Thursday 3 June 2010

Almost like normal life again

22/5/10 Make my first real excursion, walking to Turnham Green, then on to the Marmalade jewellery shop up by Chiswick High Road, to hand in my entry to the marmalade contest, which is part of the Bedford Park Festival.

Note that a few people have used fancy lids on their entries, some with paste jewels and spangles. I hope the judges will not be swayed by that kind of vulgarity!
Got back as far as the Oxfam shop and had to lean on the counter to recover myself. The woman behind the counter was very unfriendly and probably wouldn’t have noticed if I’d fallen flat on the floor.

I sat outside in the sun for ten minutes and felt better. By the time I got as far as the cafĂ© facing the church I was OK again. A friend from the church arrived and advised me against taking any exercise, then she said, “but I suppose if you are fighting the Grim Reaper, you don’t want to waste any time.”

I am easily scared at the moment and this puts me off my coffee. Her husband is an artist but she says that his mother made him promise on her death bed to become a policeman. Cheer myself up wondering if I will be able to try that one on anyone if I have to meet the GR soon. Perhaps I can force Charles Thomson, leader of the Stuckist Painters to become an estate agent for Foxton’s.

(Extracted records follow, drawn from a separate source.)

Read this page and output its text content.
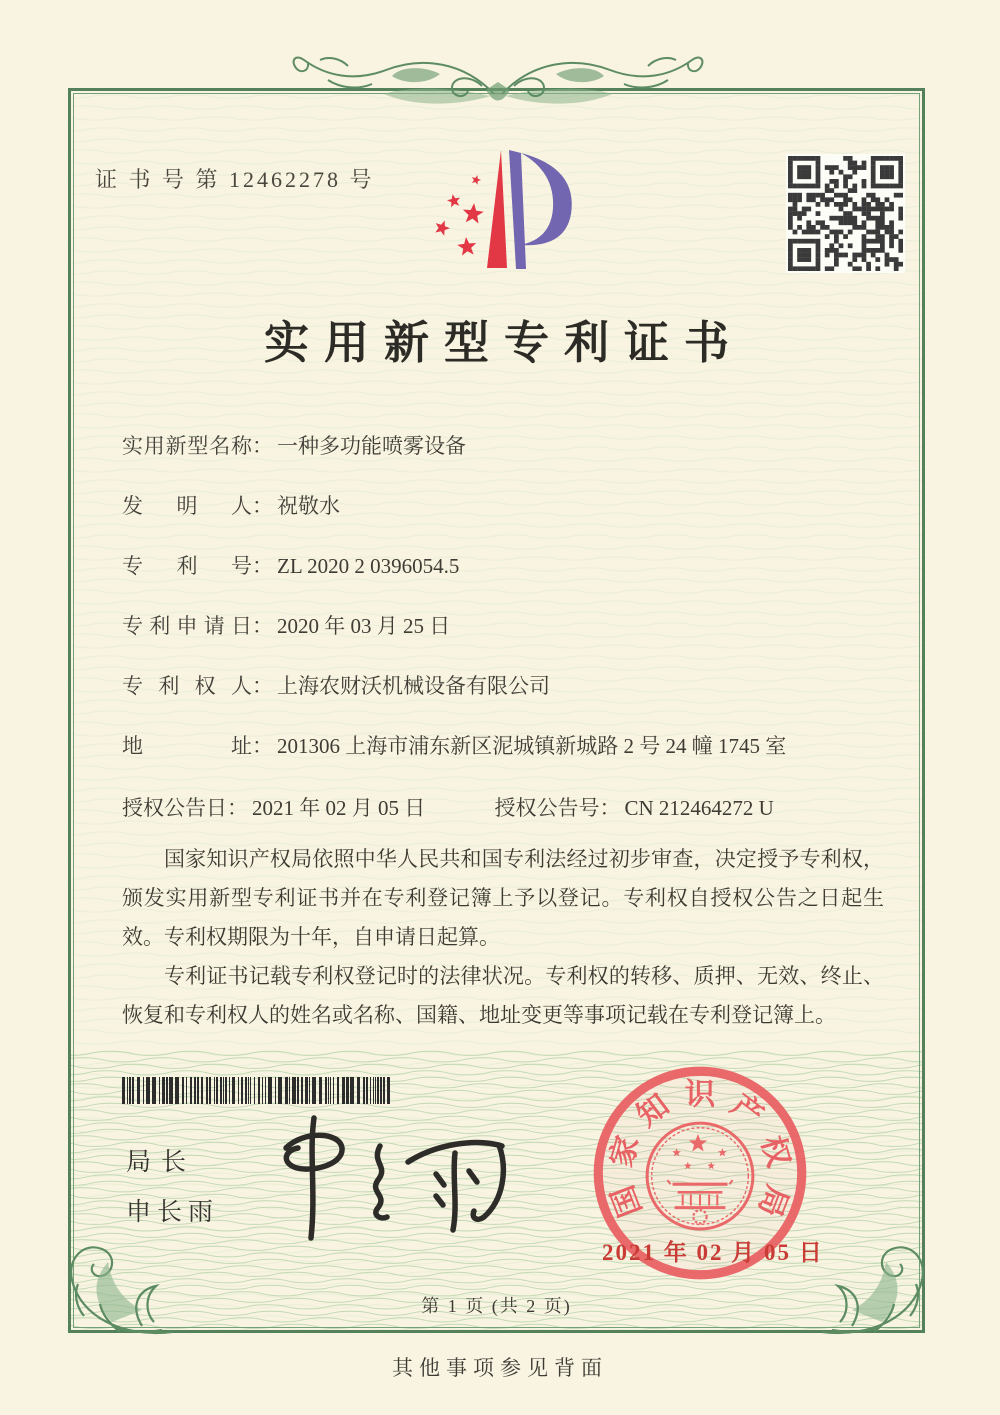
证 书 号 第 12462278 号
实用新型专利证书
实用新型名称： 一种多功能喷雾设备
发明人： 祝敬水
专利号： ZL 2020 2 0396054.5
专利申请日： 2020 年 03 月 25 日
专利权人： 上海农财沃机械设备有限公司
地址： 201306 上海市浦东新区泥城镇新城路 2 号 24 幢 1745 室
授权公告日： 2021 年 02 月 05 日	授权公告号： CN 212464272 U

国家知识产权局依照中华人民共和国专利法经过初步审查，决定授予专利权，颁发实用新型专利证书并在专利登记簿上予以登记。专利权自授权公告之日起生效。专利权期限为十年，自申请日起算。

专利证书记载专利权登记时的法律状况。专利权的转移、质押、无效、终止、恢复和专利权人的姓名或名称、国籍、地址变更等事项记载在专利登记簿上。

局长
申长雨	国
家
知 识 产
权
局
2021 年 02 月 05 日
第 1 页 (共 2 页)
其他事项参见背面
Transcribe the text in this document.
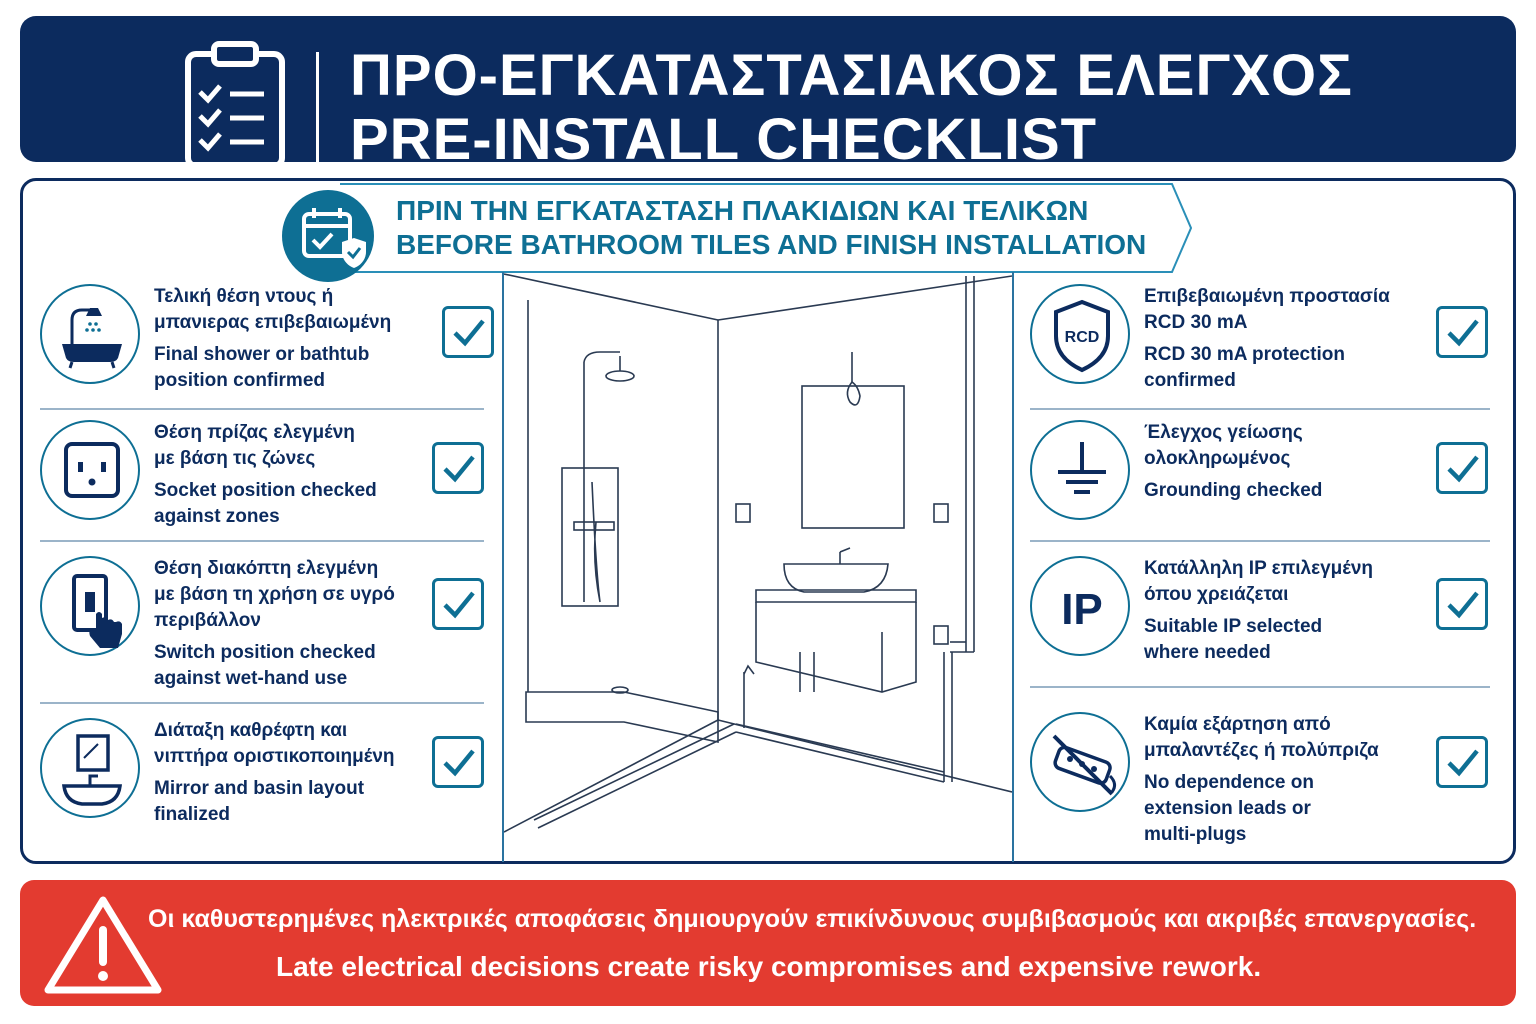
ΠΡΟ-ΕΓΚΑΤΑΣΤΑΣΙΑΚΟΣ ΕΛΕΓΧΟΣ
PRE-INSTALL CHECKLIST
ΠΡΙΝ ΤΗΝ ΕΓΚΑΤΑΣΤΑΣΗ ΠΛΑΚΙΔΙΩΝ ΚΑΙ ΤΕΛΙΚΩΝ
BEFORE BATHROOM TILES AND FINISH INSTALLATION
Τελική θέση ντους ή
μπανιερας επιβεβαιωμένη
Final shower or bathtub
position confirmed
Θέση πρίζας ελεγμένη
με βάση τις ζώνες
Socket position checked
against zones
Θέση διακόπτη ελεγμένη
με βάση τη χρήση σε υγρό
περιβάλλον
Switch position checked
against wet-hand use
Διάταξη καθρέφτη και
νιπτήρα οριστικοποιημένη
Mirror and basin layout
finalized
RCD
Επιβεβαιωμένη προστασία
RCD 30 mA
RCD 30 mA protection
confirmed
Έλεγχος γείωσης
ολοκληρωμένος
Grounding checked
IP
Κατάλληλη IP επιλεγμένη
όπου χρειάζεται
Suitable IP selected
where needed
Καμία εξάρτηση από
μπαλαντέζες ή πολύπριζα
No dependence on
extension leads or
multi-plugs
Οι καθυστερημένες ηλεκτρικές αποφάσεις δημιουργούν επικίνδυνους συμβιβασμούς και ακριβές επανεργασίες.
Late electrical decisions create risky compromises and expensive rework.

A box of the Olive Tea arrives, with two extra packets and I wonder if I will ever open them. At church a woman who offered me a lift says, “try multi-vitamins,” and I think she might be right, anything else is too complicated.

In the run up to starting the chemotherapy, my life becomes surprisingly normal again and as sociable as I can make it, a whirl of going out and seeing people, as if I am going to be sent away soon, God knows where.

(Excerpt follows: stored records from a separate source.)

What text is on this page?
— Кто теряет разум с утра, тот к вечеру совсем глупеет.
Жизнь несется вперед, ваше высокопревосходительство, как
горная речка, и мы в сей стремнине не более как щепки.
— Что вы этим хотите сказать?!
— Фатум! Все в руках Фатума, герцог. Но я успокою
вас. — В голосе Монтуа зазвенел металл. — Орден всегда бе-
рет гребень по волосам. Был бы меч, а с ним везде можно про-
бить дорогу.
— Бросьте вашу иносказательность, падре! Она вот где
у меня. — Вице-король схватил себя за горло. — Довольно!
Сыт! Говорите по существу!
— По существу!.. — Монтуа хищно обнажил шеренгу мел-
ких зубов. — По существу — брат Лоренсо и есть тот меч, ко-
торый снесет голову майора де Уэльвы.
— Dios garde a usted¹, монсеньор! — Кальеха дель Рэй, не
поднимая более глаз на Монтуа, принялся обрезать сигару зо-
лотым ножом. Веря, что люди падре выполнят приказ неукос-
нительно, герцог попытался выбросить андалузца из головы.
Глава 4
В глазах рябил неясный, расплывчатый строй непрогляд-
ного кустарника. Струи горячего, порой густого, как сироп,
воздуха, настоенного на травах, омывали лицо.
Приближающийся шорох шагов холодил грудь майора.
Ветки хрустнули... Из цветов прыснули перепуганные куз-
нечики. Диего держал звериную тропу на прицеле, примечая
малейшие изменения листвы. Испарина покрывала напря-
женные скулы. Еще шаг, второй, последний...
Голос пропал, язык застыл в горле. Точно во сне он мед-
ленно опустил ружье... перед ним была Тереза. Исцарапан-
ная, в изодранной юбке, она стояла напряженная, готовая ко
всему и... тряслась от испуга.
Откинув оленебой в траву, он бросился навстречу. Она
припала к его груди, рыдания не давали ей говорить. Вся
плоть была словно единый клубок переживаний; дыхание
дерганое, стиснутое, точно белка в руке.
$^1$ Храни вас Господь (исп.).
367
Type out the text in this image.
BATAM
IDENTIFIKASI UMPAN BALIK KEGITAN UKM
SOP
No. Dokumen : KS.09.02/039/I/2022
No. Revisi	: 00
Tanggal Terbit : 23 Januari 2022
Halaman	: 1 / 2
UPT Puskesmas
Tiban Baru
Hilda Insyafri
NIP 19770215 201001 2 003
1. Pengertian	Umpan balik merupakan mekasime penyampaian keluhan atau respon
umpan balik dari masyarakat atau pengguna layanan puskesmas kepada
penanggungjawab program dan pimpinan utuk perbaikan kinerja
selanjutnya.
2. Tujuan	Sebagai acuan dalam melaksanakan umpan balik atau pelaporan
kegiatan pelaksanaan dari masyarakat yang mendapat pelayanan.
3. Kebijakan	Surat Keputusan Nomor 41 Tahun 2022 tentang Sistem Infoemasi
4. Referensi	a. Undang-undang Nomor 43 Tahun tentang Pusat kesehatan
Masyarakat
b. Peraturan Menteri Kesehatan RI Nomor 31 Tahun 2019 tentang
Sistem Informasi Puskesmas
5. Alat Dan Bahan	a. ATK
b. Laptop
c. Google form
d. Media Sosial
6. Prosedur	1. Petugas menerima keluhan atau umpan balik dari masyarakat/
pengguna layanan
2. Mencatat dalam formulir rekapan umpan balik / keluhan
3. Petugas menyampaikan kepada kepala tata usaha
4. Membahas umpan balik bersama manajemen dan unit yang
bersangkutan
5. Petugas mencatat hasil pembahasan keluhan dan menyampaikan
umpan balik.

Spend Saturday night with my friend Sue Reid from the Mail. I have known her for years, but we haven’t spoken for four years after a silly quarrel. Now because of my illness we are friends again and she takes me to a restaurant called Babylon, at the top of the Kensington Roof Gardens.

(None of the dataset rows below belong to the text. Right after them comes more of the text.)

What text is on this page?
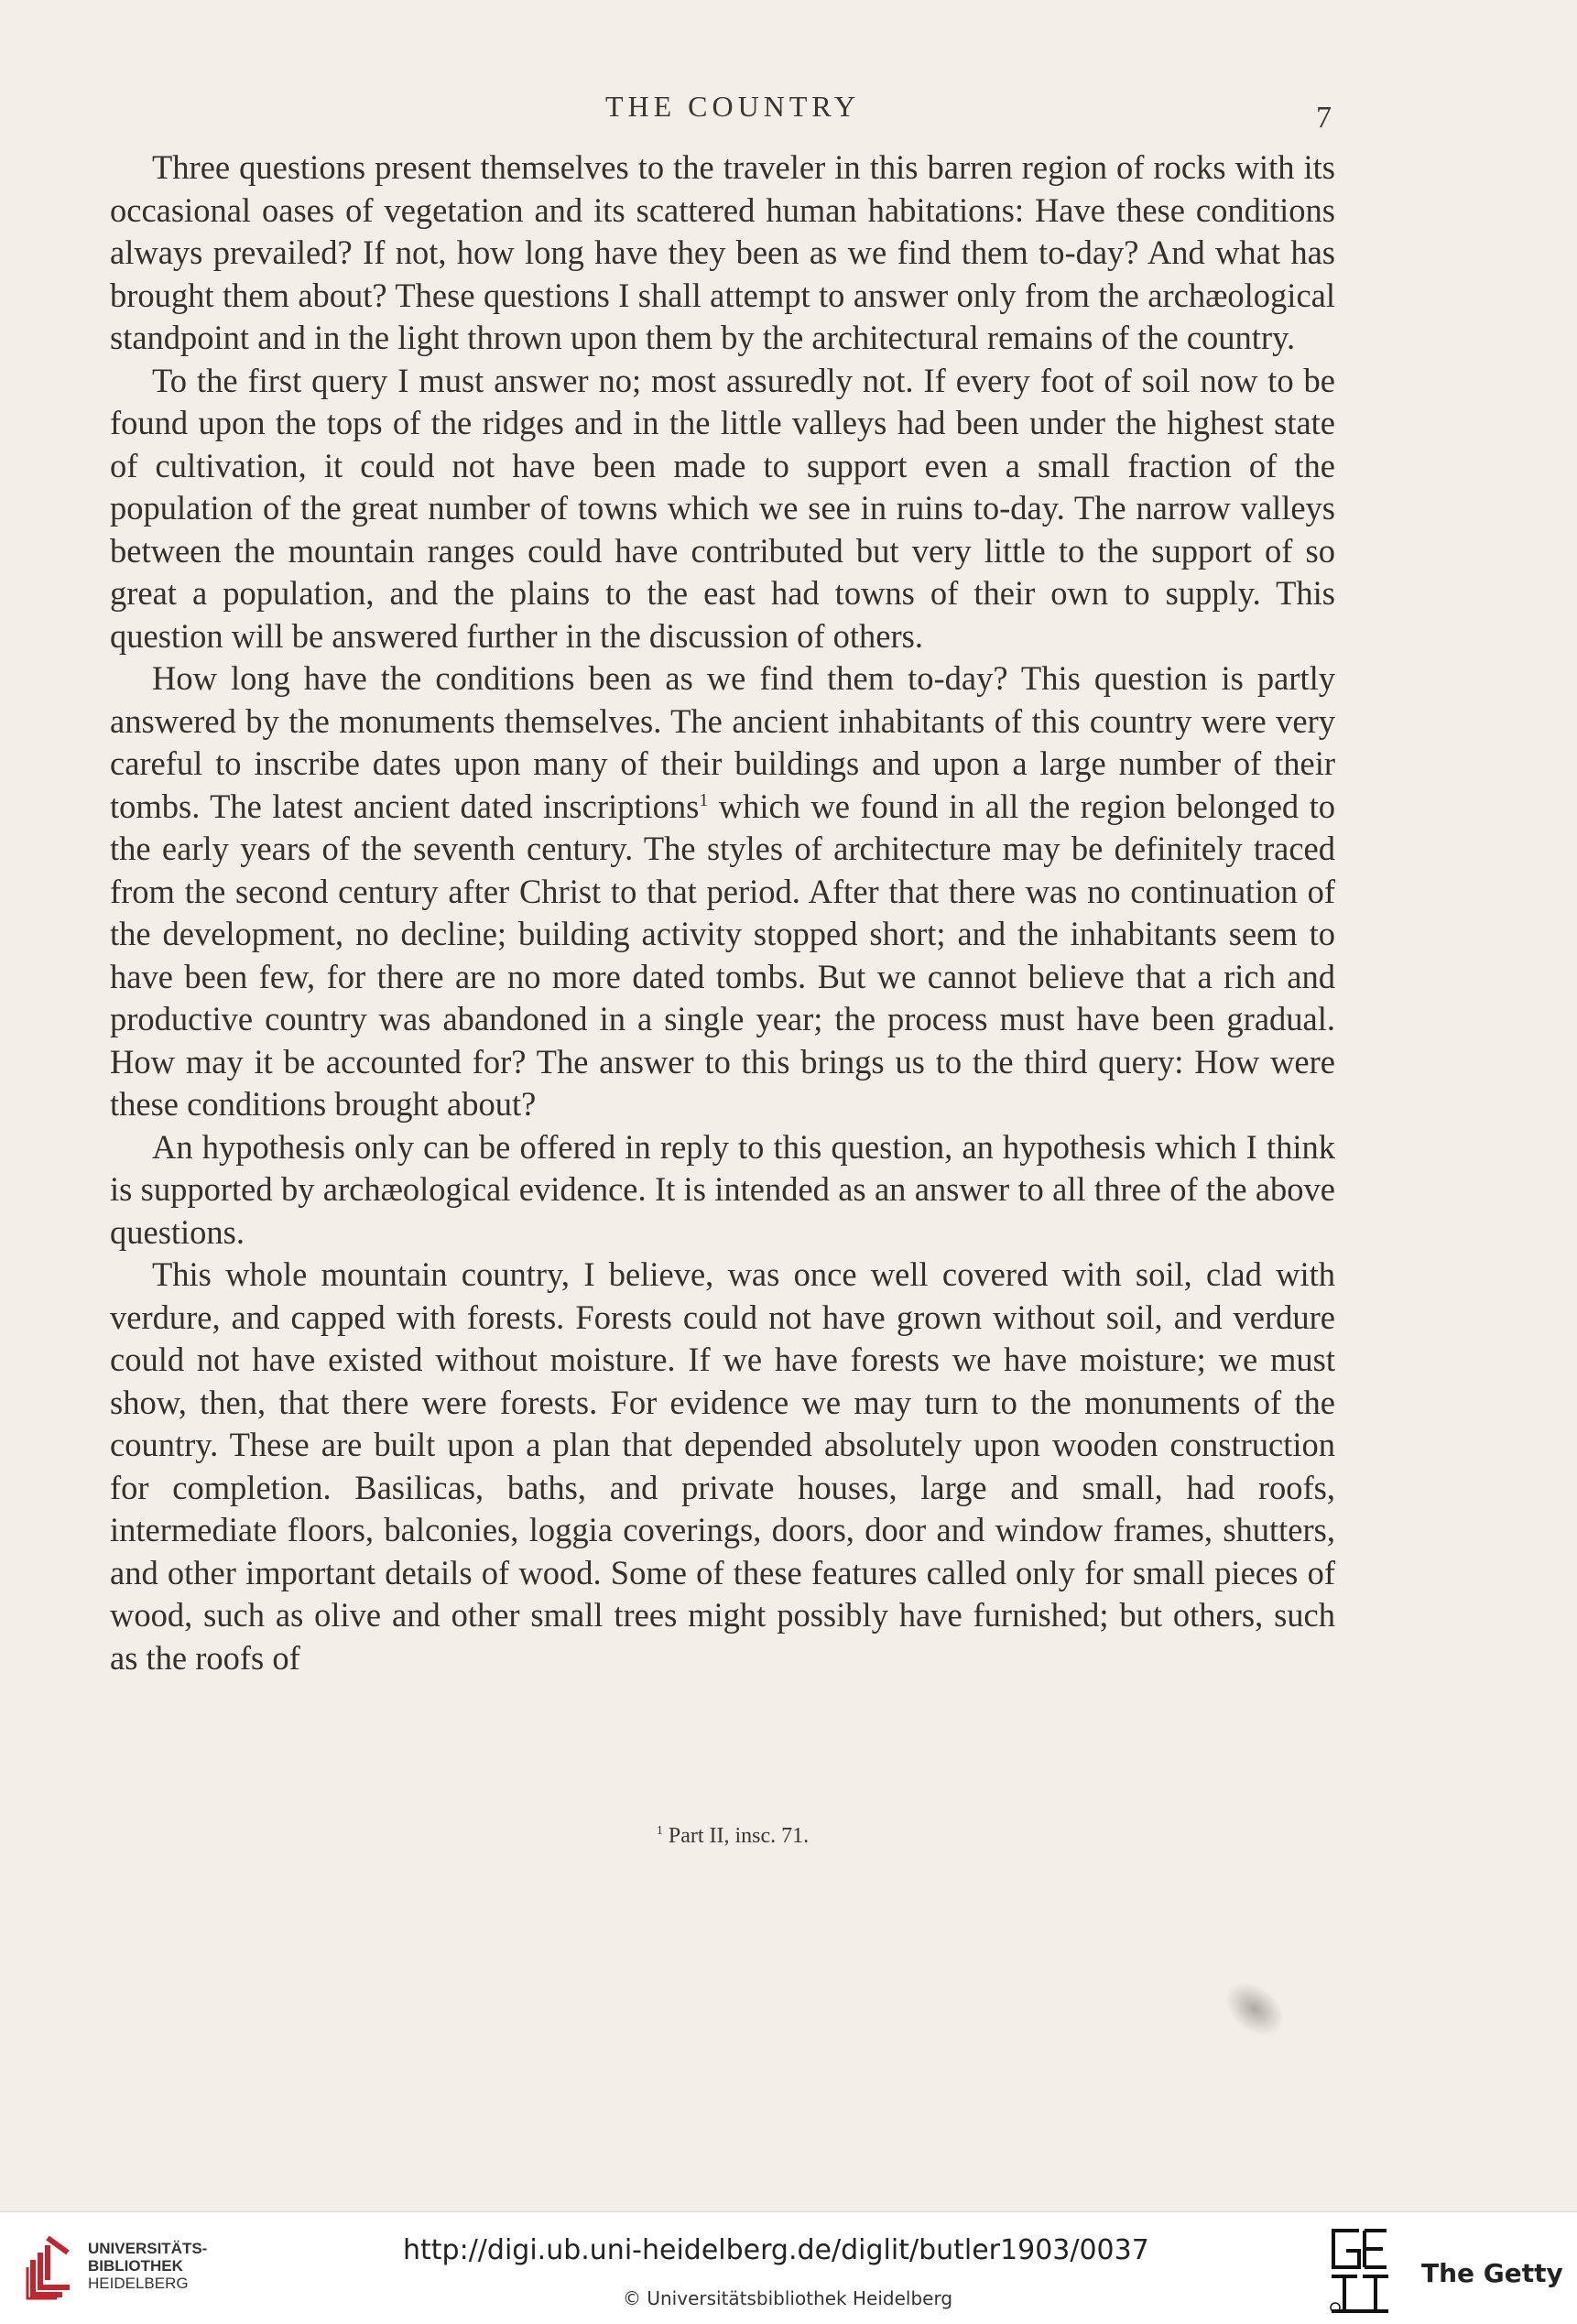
THE COUNTRY	7

Three questions present themselves to the traveler in this barren region of rocks with its occasional oases of vegetation and its scattered human habitations: Have these conditions always prevailed? If not, how long have they been as we find them to-day? And what has brought them about? These questions I shall attempt to answer only from the archæological standpoint and in the light thrown upon them by the architectural remains of the country.

To the first query I must answer no; most assuredly not. If every foot of soil now to be found upon the tops of the ridges and in the little valleys had been under the highest state of cultivation, it could not have been made to support even a small fraction of the population of the great number of towns which we see in ruins to-day. The narrow valleys between the mountain ranges could have contributed but very little to the support of so great a population, and the plains to the east had towns of their own to supply. This question will be answered further in the discussion of others.

How long have the conditions been as we find them to-day? This question is partly answered by the monuments themselves. The ancient inhabitants of this country were very careful to inscribe dates upon many of their buildings and upon a large number of their tombs. The latest ancient dated inscriptions$^1$ which we found in all the region belonged to the early years of the seventh century. The styles of architecture may be definitely traced from the second century after Christ to that period. After that there was no continuation of the development, no decline; building activity stopped short; and the inhabitants seem to have been few, for there are no more dated tombs. But we cannot believe that a rich and productive country was abandoned in a single year; the process must have been gradual. How may it be accounted for? The answer to this brings us to the third query: How were these conditions brought about?

An hypothesis only can be offered in reply to this question, an hypothesis which I think is supported by archæological evidence. It is intended as an answer to all three of the above questions.

This whole mountain country, I believe, was once well covered with soil, clad with verdure, and capped with forests. Forests could not have grown without soil, and verdure could not have existed without moisture. If we have forests we have moisture; we must show, then, that there were forests. For evidence we may turn to the monuments of the country. These are built upon a plan that depended absolutely upon wooden construction for completion. Basilicas, baths, and private houses, large and small, had roofs, intermediate floors, balconies, loggia coverings, doors, door and window frames, shutters, and other important details of wood. Some of these features called only for small pieces of wood, such as olive and other small trees might possibly have furnished; but others, such as the roofs of

$^1$ Part II, insc. 71.
UNIVERSITÄTS-
BIBLIOTHEK
HEIDELBERG
http://digi.ub.uni-heidelberg.de/diglit/butler1903/0037
© Universitätsbibliothek Heidelberg
The Getty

I haven’t been out to a place with a buzz like that for a long time, probably not since I resigned my membership of the Groucho Club, due to an increasing lack of funds and the increasing price of their drinks.

On green silk sofas we are surrounded by Italian girls in brilliant summer dresses, floaty, sequinned, embroidered, and absurdly short. Find myself fancying a young man who looks like Mussolini. I always had a fancy for a bulging cranium and mad staring eyes.

Putting aside all ideas of the magic foliage I have been buying on line, we tuck into a Porterhouse steak slashed and hacked into pieces slathering with blood. We talked about politics most of the time. She has also been on a story in Haiti, a great adventure. I am glad that the paper still does those dangerous escapades, although the editor has little interest in foreign news. She sent some of the people she spoke to £500, more money than they have ever seen, and they are building a house with it.

Leave the restaurant late feeling like an adult person again.

Realise, perhaps due to two bottles of red wine, that in some ways I am a happier now than I was before. I was given up for adoption at six weeks old, became a sad baby as photos show, a fretful child, and an agonised adolescent. I tried to kill myself at twenty one, and was always looking for love, trying to hunt it down. I wanted so much to “find the one,” and failing to achieve that poisoned my life. It was like an inner carbuncle. I have been jolted out of that pathological sadness and it won’t come back because I can never be sure of my life again.

Get back to hear extracts from the Four Quartets on Radio 4, read in different voices including Ted Hughes. The perfect end to a day.